Solving this puzzle doesn’t require any particular leaps of imagination, just a systematic logical approach. The key is to work ‘back-to-front’; first consider what happens if all the splits are rejected and work back from there. Recalling that the hierarchy states that captain outranks master, outranks mate, outranks cabin boy, the argument runs as follows.
- CABIN BOY: If the captain, the master and the mate were all to lose the votes on their proposed splits, it would get down to the cabin boy, and he would get 100 gold pieces.
- MATE: Now consider the situation for the mate if the captain and master have already lost their votes. He needs the cabin boy to agree to his proposed split or he will be obliged to throw himself overboard (remember that a tied vote is not good enough for a split to be accepted). However, if he proposes any split in which the cabin boy gets less than 100 gold pieces, it will be rejected, because the cabin boy knows that he can then get all the money anyway. Therefore, the mate must offer the cabin boy everything and hope that doesn’t just throw him overboard for fun.
- MASTER: Now consider the situation for the master if the captain has been thrown overboard. He needs only one of the other two pirates to support his split in order to win the vote. However, as we have seen, the cabin boy knows that if the master’s split is rejected, then he will get all the money, so there is nothing that the master can do to ensure the cabin boy’s vote. Conversely however, the mate will get nothing if the vote is rejected, so the master need only offer him a single gold piece to ensure his cooperation. The master therefore proposes to keep 99 gold pieces, to give 1 gold piece to the mate and nothing to the cabin boy.
- CAPTAIN: As captain, you must get two other pirates to support your suggestion. We now know that if your proposal is rejected, the master will get 99 gold pieces, so his support could only be guaranteed by offering him all the money. However, the mate and the cabin boy are only in line to receive 1 and 0 gold pieces respectively, so their votes can be secured by offering them a much more reasonable 2 and 1 gold pieces. You should therefore propose to keep 97 gold pieces for yourself, offering nothing to the master, 2 to the mate and 1 to the cabin boy.
Although this puzzle is relatively straightforward, I think that the answer is quite interesting. It seems counter-intuitive that the solution would involve keeping such a huge share of the money for yourself, but that is what the logical argument tells us, given the assumptions about the pirates that were stated in the question.

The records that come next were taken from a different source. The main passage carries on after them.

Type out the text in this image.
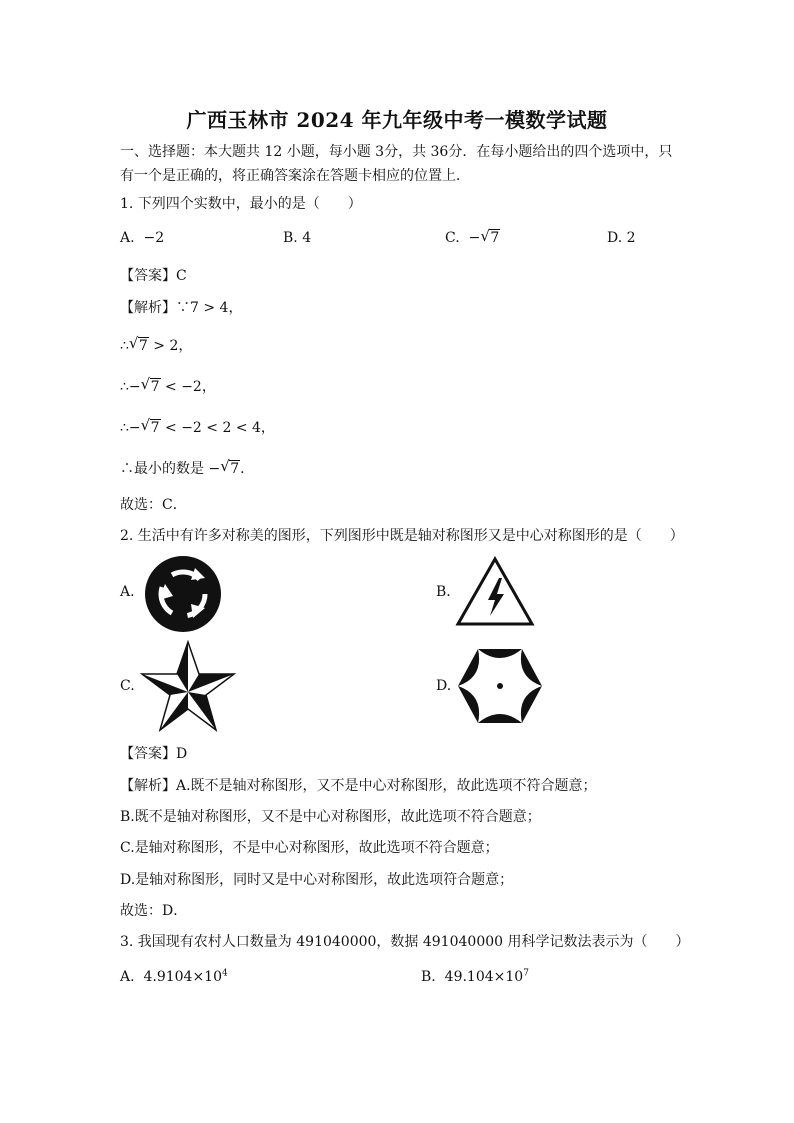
广西玉林市 2024 年九年级中考一模数学试题
一、选择题：本大题共 12 小题，每小题 3分，共 36分．在每小题给出的四个选项中，只
有一个是正确的，将正确答案涂在答题卡相应的位置上．
1. 下列四个实数中，最小的是（　　）
A. −2	B. 4	C. − √ 7	D. 2
【答案】C
【解析】∵7 > 4，
∴ √ 7 > 2，
∴− √ 7 < −2，
∴− √ 7 < −2 < 2 < 4，
∴最小的数是 − √ 7．
故选：C．
2. 生活中有许多对称美的图形，下列图形中既是轴对称图形又是中心对称图形的是（　　）
A.	B.
C.	D.
【答案】D
【解析】A.既不是轴对称图形，又不是中心对称图形，故此选项不符合题意；
B.既不是轴对称图形，又不是中心对称图形，故此选项不符合题意；
C.是轴对称图形，不是中心对称图形，故此选项不符合题意；
D.是轴对称图形，同时又是中心对称图形，故此选项符合题意；
故选：D．
3. 我国现有农村人口数量为 491040000，数据 491040000 用科学记数法表示为（　　）
A. $4.9104\times 10^4$	B. $49.104\times 10^7$
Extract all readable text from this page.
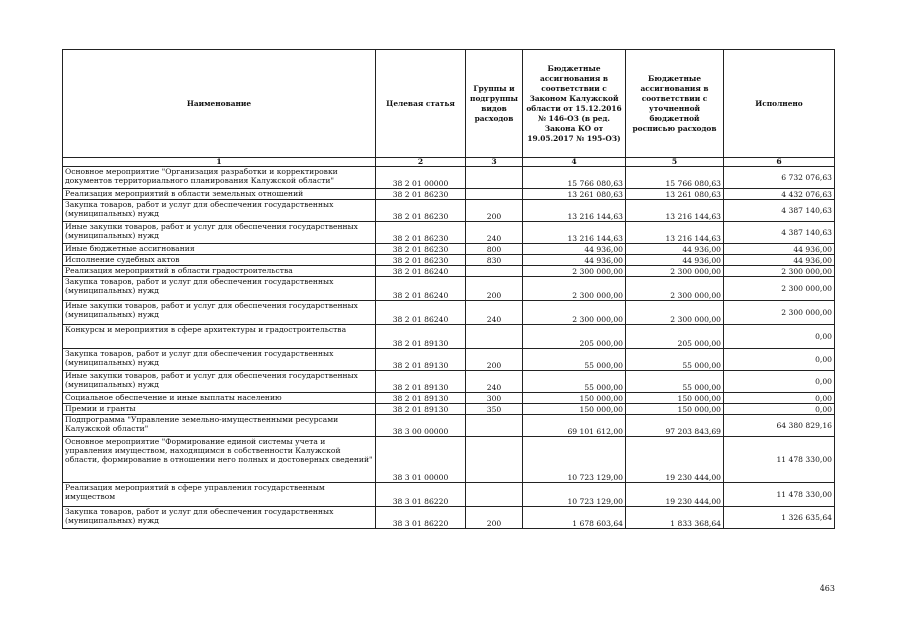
Наименование	Целевая статья	Группы и подгруппы видов расходов	Бюджетные ассигнования в соответствии с Законом Калужской области от 15.12.2016 № 146-ОЗ (в ред. Закона КО от 19.05.2017 № 195-ОЗ)	Бюджетные ассигнования в соответствии с уточненной бюджетной росписью расходов	Исполнено
1	2	3	4	5	6
Основное мероприятие "Организация разработки и корректировки документов территориального планирования Калужской области"	38 2 01 00000		15 766 080,63	15 766 080,63	6 732 076,63
Реализация мероприятий в области земельных отношений	38 2 01 86230		13 261 080,63	13 261 080,63	4 432 076,63
Закупка товаров, работ и услуг для обеспечения государственных (муниципальных) нужд	38 2 01 86230	200	13 216 144,63	13 216 144,63	4 387 140,63
Иные закупки товаров, работ и услуг для обеспечения государственных (муниципальных) нужд	38 2 01 86230	240	13 216 144,63	13 216 144,63	4 387 140,63
Иные бюджетные ассигнования	38 2 01 86230	800	44 936,00	44 936,00	44 936,00
Исполнение судебных актов	38 2 01 86230	830	44 936,00	44 936,00	44 936,00
Реализация мероприятий в области градостроительства	38 2 01 86240		2 300 000,00	2 300 000,00	2 300 000,00
Закупка товаров, работ и услуг для обеспечения государственных (муниципальных) нужд	38 2 01 86240	200	2 300 000,00	2 300 000,00	2 300 000,00
Иные закупки товаров, работ и услуг для обеспечения государственных (муниципальных) нужд	38 2 01 86240	240	2 300 000,00	2 300 000,00	2 300 000,00
Конкурсы и мероприятия в сфере архитектуры и градостроительства	38 2 01 89130		205 000,00	205 000,00	0,00
Закупка товаров, работ и услуг для обеспечения государственных (муниципальных) нужд	38 2 01 89130	200	55 000,00	55 000,00	0,00
Иные закупки товаров, работ и услуг для обеспечения государственных (муниципальных) нужд	38 2 01 89130	240	55 000,00	55 000,00	0,00
Социальное обеспечение и иные выплаты населению	38 2 01 89130	300	150 000,00	150 000,00	0,00
Премии и гранты	38 2 01 89130	350	150 000,00	150 000,00	0,00
Подпрограмма "Управление земельно-имущественными ресурсами Калужской области"	38 3 00 00000		69 101 612,00	97 203 843,69	64 380 829,16
Основное мероприятие "Формирование единой системы учета и управления имуществом, находящимся в собственности Калужской области, формирование в отношении него полных и достоверных сведений"	38 3 01 00000		10 723 129,00	19 230 444,00	11 478 330,00
Реализация мероприятий в сфере управления государственным имуществом	38 3 01 86220		10 723 129,00	19 230 444,00	11 478 330,00
Закупка товаров, работ и услуг для обеспечения государственных (муниципальных) нужд	38 3 01 86220	200	1 678 603,64	1 833 368,64	1 326 635,64
463
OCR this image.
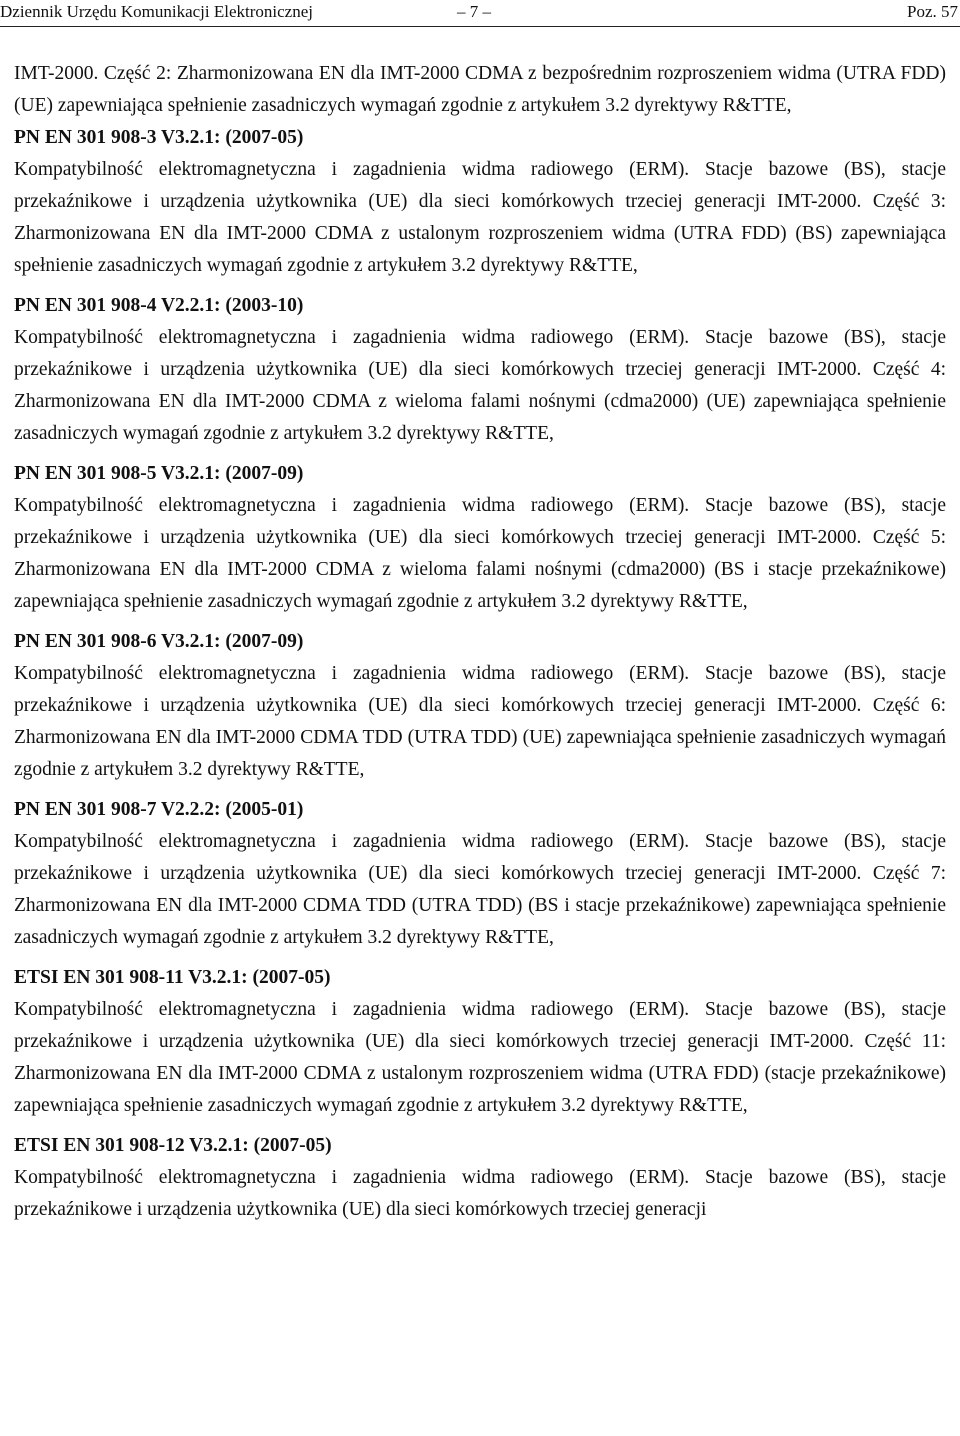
Dziennik Urzędu Komunikacji Elektronicznej	– 7 –	Poz. 57

IMT-2000. Część 2: Zharmonizowana EN dla IMT-2000 CDMA z bezpośrednim rozproszeniem widma (UTRA FDD) (UE) zapewniająca spełnienie zasadniczych wymagań zgodnie z artykułem 3.2 dyrektywy R&TTE,

PN EN 301 908-3 V3.2.1: (2007-05)

Kompatybilność elektromagnetyczna i zagadnienia widma radiowego (ERM). Stacje bazowe (BS), stacje przekaźnikowe i urządzenia użytkownika (UE) dla sieci komórkowych trzeciej generacji IMT-2000. Część 3: Zharmonizowana EN dla IMT-2000 CDMA z ustalonym rozproszeniem widma (UTRA FDD) (BS) zapewniająca spełnienie zasadniczych wymagań zgodnie z artykułem 3.2 dyrektywy R&TTE,

PN EN 301 908-4 V2.2.1: (2003-10)

Kompatybilność elektromagnetyczna i zagadnienia widma radiowego (ERM). Stacje bazowe (BS), stacje przekaźnikowe i urządzenia użytkownika (UE) dla sieci komórkowych trzeciej generacji IMT-2000. Część 4: Zharmonizowana EN dla IMT-2000 CDMA z wieloma falami nośnymi (cdma2000) (UE) zapewniająca spełnienie zasadniczych wymagań zgodnie z artykułem 3.2 dyrektywy R&TTE,

PN EN 301 908-5 V3.2.1: (2007-09)

Kompatybilność elektromagnetyczna i zagadnienia widma radiowego (ERM). Stacje bazowe (BS), stacje przekaźnikowe i urządzenia użytkownika (UE) dla sieci komórkowych trzeciej generacji IMT-2000. Część 5: Zharmonizowana EN dla IMT-2000 CDMA z wieloma falami nośnymi (cdma2000) (BS i stacje przekaźnikowe) zapewniająca spełnienie zasadniczych wymagań zgodnie z artykułem 3.2 dyrektywy R&TTE,

PN EN 301 908-6 V3.2.1: (2007-09)

Kompatybilność elektromagnetyczna i zagadnienia widma radiowego (ERM). Stacje bazowe (BS), stacje przekaźnikowe i urządzenia użytkownika (UE) dla sieci komórkowych trzeciej generacji IMT-2000. Część 6: Zharmonizowana EN dla IMT-2000 CDMA TDD (UTRA TDD) (UE) zapewniająca spełnienie zasadniczych wymagań zgodnie z artykułem 3.2 dyrektywy R&TTE,

PN EN 301 908-7 V2.2.2: (2005-01)

Kompatybilność elektromagnetyczna i zagadnienia widma radiowego (ERM). Stacje bazowe (BS), stacje przekaźnikowe i urządzenia użytkownika (UE) dla sieci komórkowych trzeciej generacji IMT-2000. Część 7: Zharmonizowana EN dla IMT-2000 CDMA TDD (UTRA TDD) (BS i stacje przekaźnikowe) zapewniająca spełnienie zasadniczych wymagań zgodnie z artykułem 3.2 dyrektywy R&TTE,

ETSI EN 301 908-11 V3.2.1: (2007-05)

Kompatybilność elektromagnetyczna i zagadnienia widma radiowego (ERM). Stacje bazowe (BS), stacje przekaźnikowe i urządzenia użytkownika (UE) dla sieci komórkowych trzeciej generacji IMT-2000. Część 11: Zharmonizowana EN dla IMT-2000 CDMA z ustalonym rozproszeniem widma (UTRA FDD) (stacje przekaźnikowe) zapewniająca spełnienie zasadniczych wymagań zgodnie z artykułem 3.2 dyrektywy R&TTE,

ETSI EN 301 908-12 V3.2.1: (2007-05)

Kompatybilność elektromagnetyczna i zagadnienia widma radiowego (ERM). Stacje bazowe (BS), stacje przekaźnikowe i urządzenia użytkownika (UE) dla sieci komórkowych trzeciej generacji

In real life, as you might expect, people’s behaviour tends not to reflect that of these pirates. Firstly, people tend to offer more equitable divisions even when this reduces their own gains (as observed in the Dictator Game) and, secondly, people tend to reject splits that they do not perceive to be fair, even if doing so will result in a worse outcome for themselves (as observed in the Ultimatum Game).
To the best of my knowledge, however, no psychological studies exist in which one of the possible outcomes is being devoured by sharks, so there is insufficient evidence to draw firm conclusions over how people might react if genuinely forced to play the pirate division game.
P.S. After writing this, I discovered that the puzzle is actually quite a well-known mathematical game, which even has its own Wikipedia page! Since I only had fairly hazy memories of it from a good fifteen years ago, I had vaguely assumed that it would be languishing in some forgotten book of logic puzzles from the 1970s, probably set in a different context, but no. It is in fact a firmly established part of the canon of recreational mathematics, pirates and all.
Ian Stewart published an article on the puzzle in 1999, with a lovely extension up to very large numbers of pirates, which is worth checking out. Incidentally, the date on this article matches quite well with my recollection of when I first heard about it, so it may well be than my school maths teacher got it from this very source.
However, there are differences between the version of the puzzle that I posed and those given by the sources above. In those other versions, pirates explicitly prefer not to be thrown overboard (which admittedly makes sense) and, more importantly, only a tie is required for a vote to be carried. These differences change the solutions considerably, though not the methods used to obtain them. I am pretty certain that I heard the puzzle in the way that I have stated it, so perhaps it wasn’t taken from the Stewart article after all.
A quick think about the solution to my formulation of the problem for large numbers of pirates suggests that ambiguity sets in as soon as you have at least seven. Working the logic through, you find that the most senior pirate of seven has two possible ways to guarantee the required number of votes: one of the fourth and sixth most senior pirates will be offered 2 gold pieces and the other will be offered nothing. At that point, you either have to impose a rule about how pirates should choose between their colleagues in such circumstances or you have to decide whether pirates prefer to have 1 guaranteed gold piece or 2 possible gold pieces. These decisions will then affect the optimal behaviour and the takings of even more senior pirates.
Bonus points to anyone who can be bothered to work through all these possible versions of the puzzle to find the solutions for arbitrarily many pirates in each case.